Here's a solution which worked for me pretty nicely when finding the value and index of the nearest but greater than number in an array (no promises in terms of speed, etc.):

def findNearestGreaterThan(searchVal, inputData):
    diff = inputData - searchVal
    diff[diff<0] = np.inf
    idx = diff.argmin()
    return idx, inputData[idx]

It's easily adapted for nearest but less than, too:

def findNearestLessThan(searchVal, inputData):
    diff = inputData - searchVal
    diff[diff>0] = -np.inf
    idx = diff.argmax()
    return idx, inputData[idx]

Comments

-3

Here is the right way to do this:

>>> def argfind(array, predicate):
...     for i in xrange(array.shape[0]):
...         if predicate(array[i]):
...             return i
...     return False
...
>>> def find_nearest_above(array, value):
...     return argfind(array, lambda x: x > value)
...
>>> find_nearest_above(np.array([0.,1.,1.4,2.]), 1.5)
  > 3

The point here is that if a matching value exists, you'll get the answer when this value is met.
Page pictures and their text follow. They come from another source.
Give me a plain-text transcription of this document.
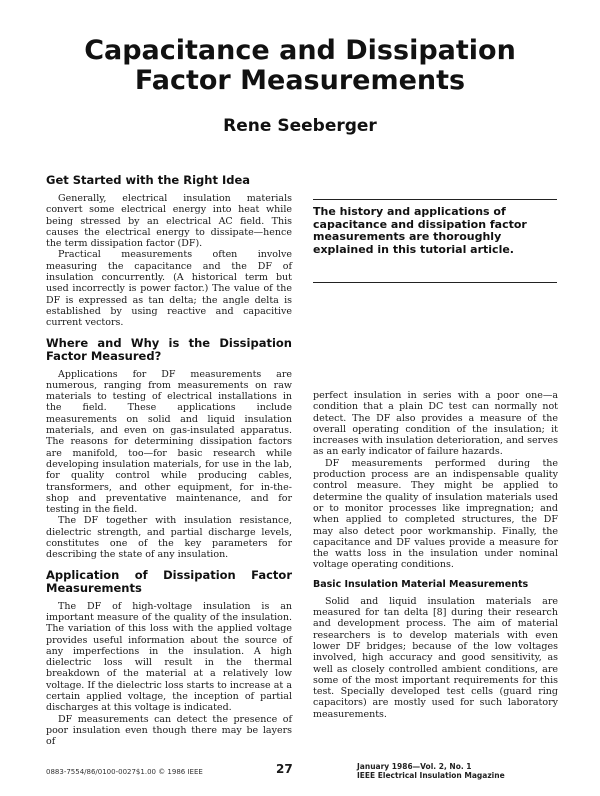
Capacitance and Dissipation
Factor Measurements
Rene Seeberger
Get Started with the Right Idea

Generally, electrical insulation materials convert some electrical energy into heat while being stressed by an electrical AC field. This causes the electrical energy to dissipate—hence the term dissipation factor (DF).

Practical measurements often involve measuring the capacitance and the DF of insulation concurrently. (A historical term but used incorrectly is power factor.) The value of the DF is expressed as tan delta; the angle delta is established by using reactive and capacitive current vectors.

Where and Why is the Dissipation Factor Measured?

Applications for DF measurements are numerous, ranging from measurements on raw materials to testing of electrical installations in the field. These applications include measurements on solid and liquid insulation materials, and even on gas-insulated apparatus. The reasons for determining dissipation factors are manifold, too—for basic research while developing insulation materials, for use in the lab, for quality control while producing cables, transformers, and other equipment, for in-the-shop and preventative maintenance, and for testing in the field.

The DF together with insulation resistance, dielectric strength, and partial discharge levels, constitutes one of the key parameters for describing the state of any insulation.

Application of Dissipation Factor Measurements

The DF of high-voltage insulation is an important measure of the quality of the insulation. The variation of this loss with the applied voltage provides useful information about the source of any imperfections in the insulation. A high dielectric loss will result in the thermal breakdown of the material at a relatively low voltage. If the dielectric loss starts to increase at a certain applied voltage, the inception of partial discharges at this voltage is indicated.

DF measurements can detect the presence of poor insulation even though there may be layers of

The history and applications of capacitance and dissipation factor measurements are thoroughly explained in this tutorial article.

perfect insulation in series with a poor one—a condition that a plain DC test can normally not detect. The DF also provides a measure of the overall operating condition of the insulation; it increases with insulation deterioration, and serves as an early indicator of failure hazards.

DF measurements performed during the production process are an indispensable quality control measure. They might be applied to determine the quality of insulation materials used or to monitor processes like impregnation; and when applied to completed structures, the DF may also detect poor workmanship. Finally, the capacitance and DF values provide a measure for the watts loss in the insulation under nominal voltage operating conditions.

Basic Insulation Material Measurements

Solid and liquid insulation materials are measured for tan delta [8] during their research and development process. The aim of material researchers is to develop materials with even lower DF bridges; because of the low voltages involved, high accuracy and good sensitivity, as well as closely controlled ambient conditions, are some of the most important requirements for this test. Specially developed test cells (guard ring capacitors) are mostly used for such laboratory measurements.

0883-7554/86/0100-0027$1.00 © 1986 IEEE	27	January 1986—Vol. 2, No. 1
IEEE Electrical Insulation Magazine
Other methods (includeing your own, proposed in the question) will inspect the whole array, which is a waste of time.

4 Comments

Assuming the arrays are indeed sorted, np.searchsorted will do this a lot faster
@ali_m yeah, you can be sure, I've heard about binary search. But why do you think that the arrays are sorted?
well, your solution would only work if the arrays are sorted
@ali_m the thing is that “nearest” for me means “leftmost”. As I've mentioned in a comment to the question.